Me: Well, normal new parent stuff. But that’s not what’s keeping me up. But OK, lately I’ve been worried about A. sleeping on a different floor from us, in case there’s an emergency. Like a fire or an earthquake or something.
Him: Maybe next time you shouldn’t buy a house with her bedroom on a different floor.
Me: … That’s your suggestion to help with my sleep issues? Buy a different house? We just bought this one. We’re not buying another house.
Him: You might think about not buying a wooden house as well.
Me:

In the end, he prescribes Ambien which I tell him won’t work because I’ve had it before and it doesn’t work. He tells me to call in a few days to report back.

It doesn’t work.

I call back and tell him it doesn’t work.
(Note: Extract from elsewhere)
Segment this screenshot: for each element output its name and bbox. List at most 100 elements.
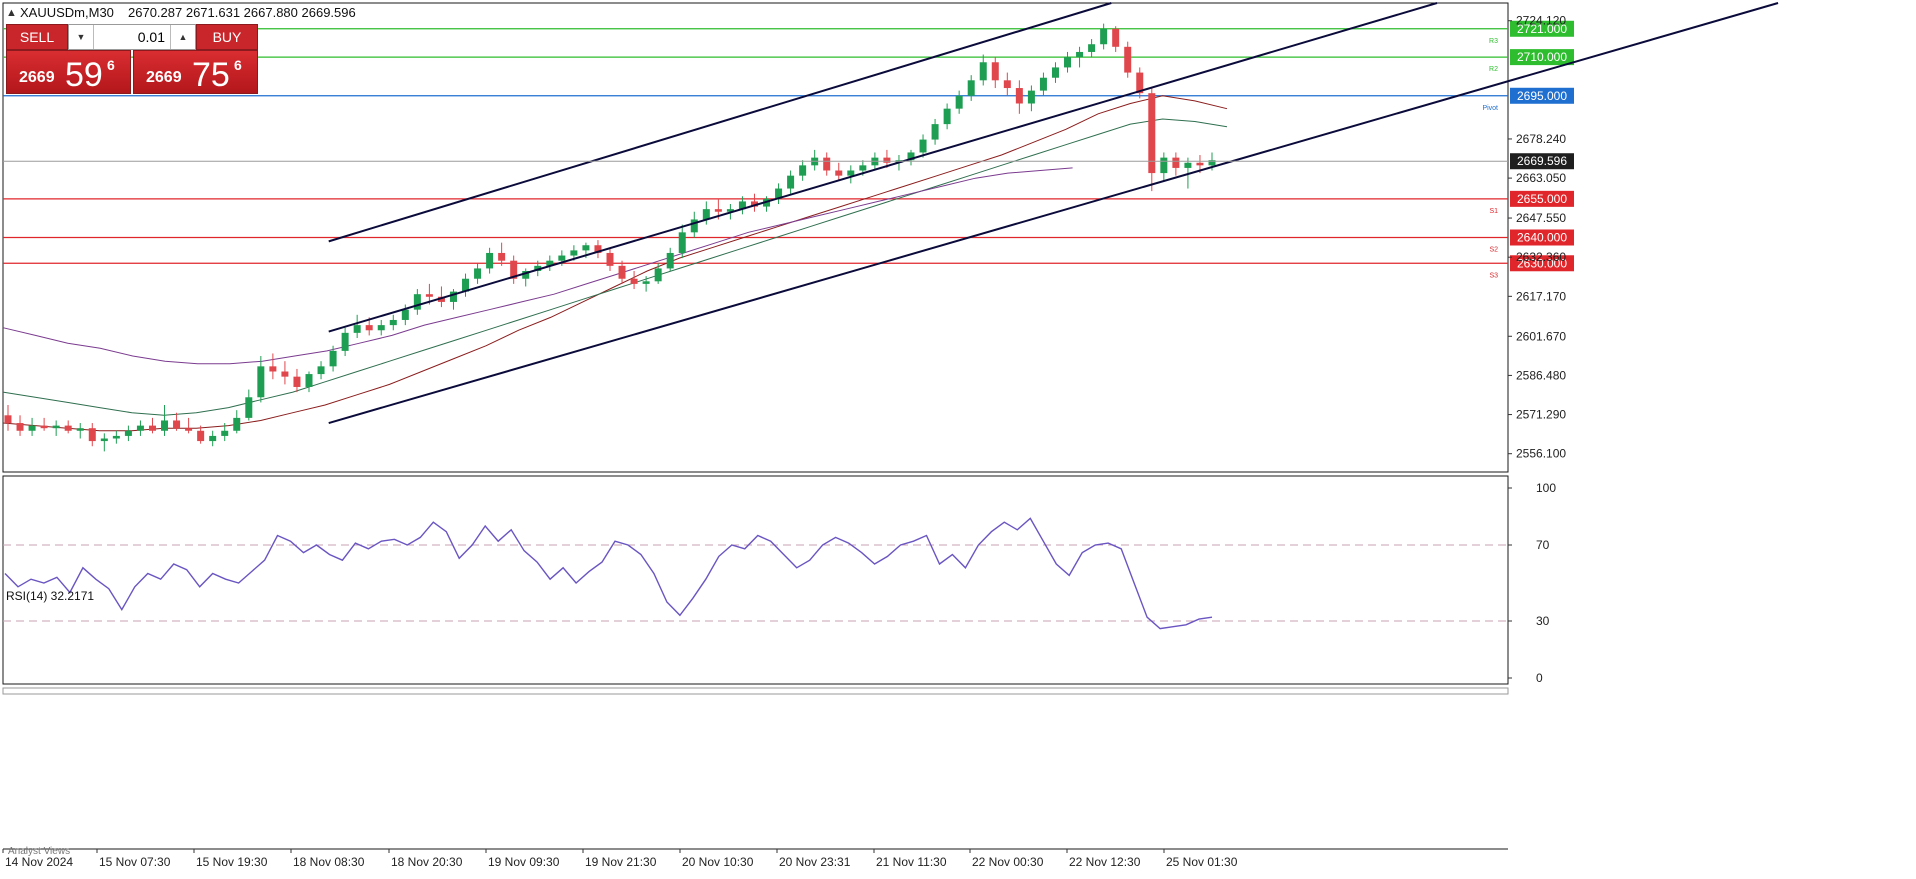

Him: Well it’s not the Ambien’s fault.

So that’s how well that went.

Now I have an awesome new doctor who is, coincidentally, a bad-ass. It turns out I do have postpartum eczema and there’s a diagnosis for the hand thing and I’m sleeping better – and I didn’t even have to buy a new house. Fancy that.

Health Care Crisis

I’ve been doctoring it up recently. It’s not a good time to add appointments to the calendar, what with our fast-approaching return to Europe, planning a major event for R’s parents’ 50th wedding anniversary, and two weddings to sort out in the next three weeks, but there it is. I’ve hit the optometrist and the dentist and taken the plunge with a new orthopedic adjustment.
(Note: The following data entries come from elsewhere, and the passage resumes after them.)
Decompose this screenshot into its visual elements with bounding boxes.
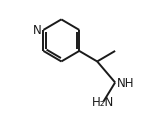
Text: NH: NH [117,76,134,89]
Text: N: N [33,24,42,37]
Text: H₂N: H₂N [92,95,114,108]
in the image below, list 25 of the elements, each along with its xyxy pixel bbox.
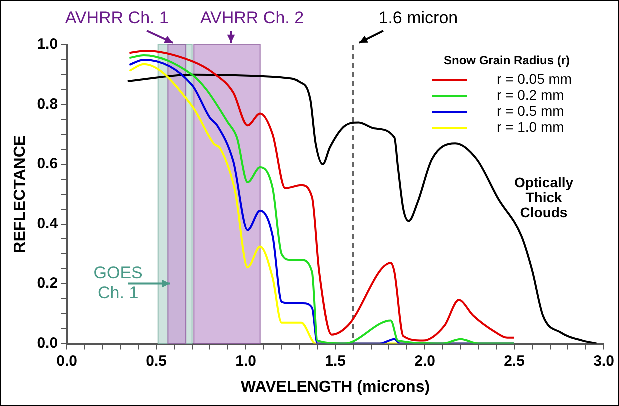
y-tick-label: 0.0 (37, 334, 58, 352)
band-label: AVHRR Ch. 1 (65, 8, 169, 28)
y-tick-label: 0.8 (37, 96, 58, 113)
band-label: AVHRR Ch. 2 (200, 8, 304, 28)
band-label: GOES Ch. 1 (94, 263, 143, 302)
x-tick-label: 1.5 (325, 352, 346, 370)
x-tick-label: 0.0 (56, 352, 78, 370)
ref-line-label: 1.6 micron (378, 8, 458, 28)
y-tick-label: 0.6 (37, 156, 58, 173)
legend-label: r = 0.05 mm (497, 70, 572, 87)
x-tick-label: 2.5 (504, 352, 525, 370)
legend-label: r = 0.2 mm (497, 86, 564, 103)
y-tick-label: 0.4 (37, 215, 59, 232)
x-tick-label: 1.0 (236, 352, 256, 370)
x-tick-label: 2.0 (414, 352, 436, 370)
legend-label: r = 0.5 mm (497, 102, 564, 119)
y-axis-title: REFLECTANCE (12, 135, 30, 254)
y-tick-label: 0.2 (37, 275, 58, 292)
y-tick-label: 1.0 (37, 36, 58, 54)
annotation: Optically Thick Clouds (514, 174, 574, 221)
x-tick-label: 3.0 (594, 352, 614, 370)
legend-title: Snow Grain Radius (r) (444, 53, 570, 68)
legend-label: r = 1.0 mm (497, 118, 564, 135)
x-tick-label: 0.5 (146, 352, 167, 370)
x-axis-title: WAVELENGTH (microns) (241, 378, 430, 396)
You wanna know how all that’s gone? Not well, that’s how, thanks for asking.

First of all, the new orthopedic therapist is completely creepy. He’s oddly tan and pudgy and his personal manner is reminiscent of the guy you know from frame one is guilty on Law & Order: Special Victims Unit. I was afraid to let him touch me in case he left a trail of slime. Unfortunately, he was pretty effective which made my decision to never come within ten feet of his creepy, creepy office again more difficult. But I got there.
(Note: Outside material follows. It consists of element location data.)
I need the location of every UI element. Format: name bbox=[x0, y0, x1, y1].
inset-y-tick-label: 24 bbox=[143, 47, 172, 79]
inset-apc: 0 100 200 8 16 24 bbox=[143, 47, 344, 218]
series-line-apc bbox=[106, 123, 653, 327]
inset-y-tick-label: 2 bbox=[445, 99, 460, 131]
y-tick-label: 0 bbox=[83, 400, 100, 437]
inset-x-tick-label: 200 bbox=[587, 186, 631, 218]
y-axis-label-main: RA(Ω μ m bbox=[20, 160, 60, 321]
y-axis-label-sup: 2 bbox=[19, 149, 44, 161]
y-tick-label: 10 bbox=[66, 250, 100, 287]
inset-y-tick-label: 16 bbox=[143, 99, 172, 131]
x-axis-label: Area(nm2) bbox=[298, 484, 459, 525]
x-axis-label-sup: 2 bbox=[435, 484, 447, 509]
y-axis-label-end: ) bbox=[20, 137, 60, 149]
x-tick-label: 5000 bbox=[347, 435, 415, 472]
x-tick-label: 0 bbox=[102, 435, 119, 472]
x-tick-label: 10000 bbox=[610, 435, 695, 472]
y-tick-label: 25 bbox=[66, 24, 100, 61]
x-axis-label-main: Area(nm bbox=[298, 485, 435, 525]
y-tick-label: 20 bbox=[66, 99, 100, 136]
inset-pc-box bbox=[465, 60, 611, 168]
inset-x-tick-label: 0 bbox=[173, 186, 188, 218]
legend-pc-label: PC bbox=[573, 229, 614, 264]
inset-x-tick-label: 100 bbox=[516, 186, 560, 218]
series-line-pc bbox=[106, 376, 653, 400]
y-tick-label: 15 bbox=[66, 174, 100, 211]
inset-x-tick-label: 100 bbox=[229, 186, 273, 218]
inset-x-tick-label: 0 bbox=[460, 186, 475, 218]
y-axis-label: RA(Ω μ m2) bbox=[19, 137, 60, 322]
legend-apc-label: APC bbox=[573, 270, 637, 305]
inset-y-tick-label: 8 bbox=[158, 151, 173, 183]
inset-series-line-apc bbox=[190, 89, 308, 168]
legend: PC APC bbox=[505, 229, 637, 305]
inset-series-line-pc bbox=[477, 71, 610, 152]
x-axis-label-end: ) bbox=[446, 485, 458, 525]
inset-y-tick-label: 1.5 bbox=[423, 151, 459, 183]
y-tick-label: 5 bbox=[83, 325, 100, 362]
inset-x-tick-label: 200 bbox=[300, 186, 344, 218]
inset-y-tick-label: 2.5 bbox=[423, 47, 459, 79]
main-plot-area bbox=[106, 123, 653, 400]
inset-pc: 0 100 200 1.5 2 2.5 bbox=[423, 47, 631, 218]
Then I went to see my super-nice optometrist. All good. Except they tried to upsell me into anti-glare coating on my glasses lenses. On the inside. This made no sense to me – what kind of glare can be generated in the half-inch space between my glasses and my eyes? – until it occurred to me that maybe I was scowling during the appointment and they were trying to discreetly steer me towards reabsorbing my own ocular aggression. Like, they’re trying to bounce my glare back into my head rather than protecting me from any glare the world’s sending my way. Kind of insulting but also ingenious. If that’s what they meant. Which it probably isn’t.

To round out the disconcerting triumvirate of healthcare experiences, I had a full-blown panic attack at the dentist’s yesterday when they pinned me down for over an hour to do two fillings back to back. It was like Terry Gilliam had set up shop in the suburbs.

For your future information, in case you were going to try this at home, smocks with puppies and Fisher Price toys in your peripheral vision don’t offset the claustrophobia induced by having a large block of rubber wedged in your mouth and hooked up to lights and vacuum pumps.

After that ordeal, I moved on to the judgmental dental hygienist who gave me the silent treatment because I had accumulated too much plaque for her liking. Like I lie awake nights rubbing my hands together evilly and producing wheelbarrows of plaque just to spite her. It’s plaque for cripe’s sake, not nuclear warheads. And while we’re on the subject, I’d like to know who doesn’t lie about how much they floss?

I didn’t used to be an anti-dentite, but I am now. It took them a while, but they drove me to it.

From now on, I’m going to either avoid healthcare entirely or drink heavily before I go. That should make things more entertaining. For me, at least.